McCarthy Recants Days After Assigning Blame to Trump

Days after declaring Donald Trump “bears responsibility” for inciting a deadly mob hell-bent on overturning the 2020 election and destroying our democracy, Minority Leader Kevin McCarthy has fully caved to the QAnon mob and reversed his position.

NOW The Republican Minority Leader says Donald Trump did not incite his followers to “fight like hell” and “walk down Pennsylvania Avenue” to the Capitol where they ultimately murdered a police officer. Unfortunately for McCarthy, Trump’s words are caught on tape.

REMINDER: McCarthy and many in his caucus are equally culpable for spreading QAnon’s “Big Lie” that sought to undermine our 2020 election and voting to disenfranchise the will of the American people undermining our democracy.

We’ve long known Kevin McCarthy was a liar; we just didn’t peg him as feckless too.

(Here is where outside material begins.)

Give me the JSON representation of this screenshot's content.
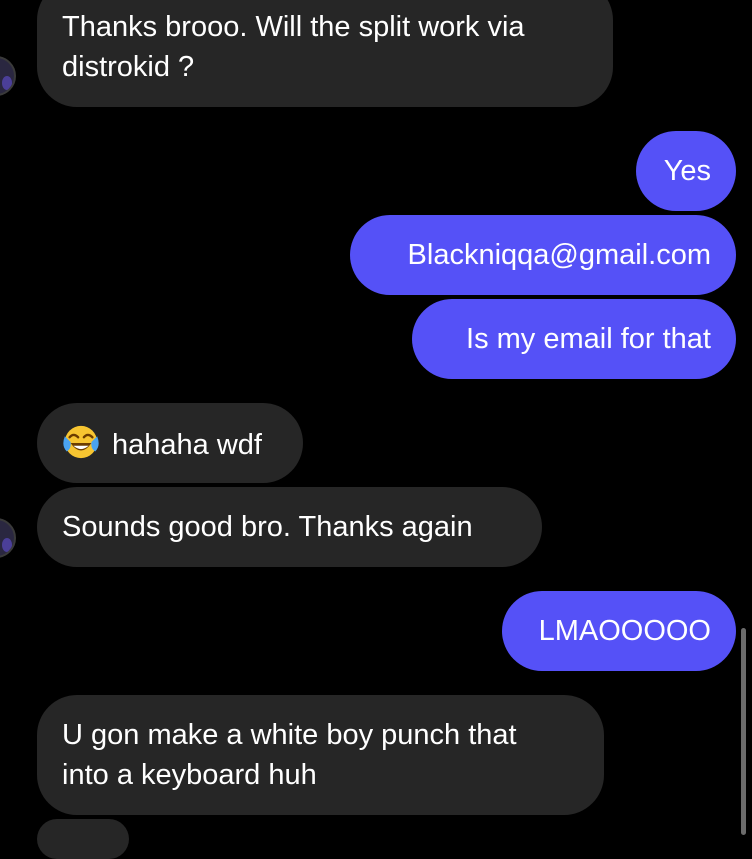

Kevin McCarthy Says Trump Didn’t Incite That Mob, Actually
The Republican leader previously blamed Trump but has apparently changed his mind.
By Arthur Delaney | 1.21.2021

Donald Trump did not incite the mob that ransacked the U.S. Capitol on Jan. 6, according to the latest thinking from House Minority Leader Kevin McCarthy.

Last week, the California Republican said in a floor speech that Trump “bears responsibility” for the attack that left five people dead, and said Trump “should have immediately denounced the mob when he saw what was unfolding.”

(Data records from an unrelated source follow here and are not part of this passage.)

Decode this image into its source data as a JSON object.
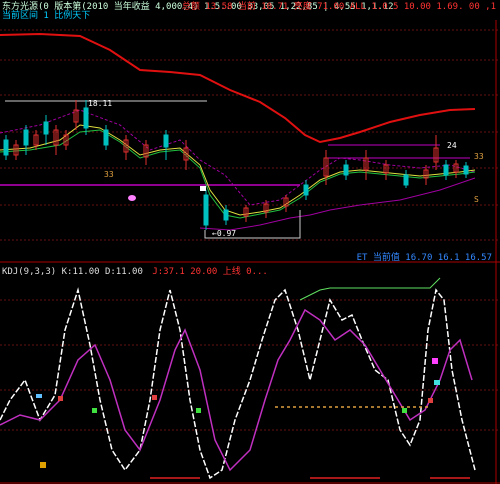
{
  "header": {
    "title": "东方光源(0 版本第(2010 当年收益 4,000,4) 1.5..00  33,05 1,22,85 | 4,55 1,1.12",
    "status": "当前区间 1 比例天下",
    "right_text": "总额 13.58 当前 10.71 亮度 71.00   ALL 1.0.5  10.00  1.69.  00 ,1"
  },
  "main_chart": {
    "labels": {
      "high_marker": "18.11",
      "low_marker": "←0.97",
      "mid_left": "33",
      "right_top": "33",
      "right_mid": "24",
      "right_small": "S"
    },
    "bottom_right_info": "ET 当前值 16.70  16.1   16.57"
  },
  "indicator": {
    "bar_left": "KDJ(9,3,3) K:11.00  D:11.00",
    "bar_right": "J:37.1   20.00  上线 0..."
  },
  "colors": {
    "background": "#000000",
    "red_ma": "#e01010",
    "yellow_ma": "#e0e040",
    "green_ma": "#20c040",
    "purple": "#c000c0",
    "white_line": "#ffffff",
    "up_candle": "#00c0c0",
    "down_candle": "#e03030",
    "grid": "#661111"
  }
}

But on Thursday, the day after Trump departed the White House, McCarthy told reporters that he now does not believe the former president “provoked” the attack.

“I don’t believe he provoked, if you listen to what he said at the rally,” McCarthy said at a press conference.

A spokesman for McCarthy did not respond for an explanation of the leader’s irreconcilable statements.

McCarthy is one of the two most powerful Republicans in Congress. The other — Senate Minority Leader Mitch McConnell (R-Ky.) — has called out Trump and other Republicans who falsely claimed the election had been stolen, which incited the mob that stormed the Capitol on Jan. 6, the day Congress certified the election results.

Trump told the crowd at a rally near the White House that day, “If you don’t fight like hell, you’re not going to have a country anymore,” before encouraging the crowd to “walk down Pennsylvania Avenue” to the Capitol.

“The mob was fed lies,” McConnell said Wednesday. “They were provoked by the president and other powerful people, and they tried to use fear and violence to stop a specific proceeding of the first branch of the federal government which they did not like.”

Most Senate Republicans followed McConnell’s lead and voted against objecting to the election results. Most House Republicans followed McCarthy’s lead and voted in favor of objecting to the election, even after the deadly mob had trashed the Capitol.

Rank-and-file House Republicans are now trying to throw Rep. Liz Cheney (R-Wyo.) off McCarthy’s leadership team because she voted to impeach Trump for his obvious provocation.

McCarthy voted against impeachment, but backs Cheney. He also initially blamed Trump for the attack, but is now apparently trying to appeal to his conference by softening his criticism — but he can’t do without contradicting himself or lying.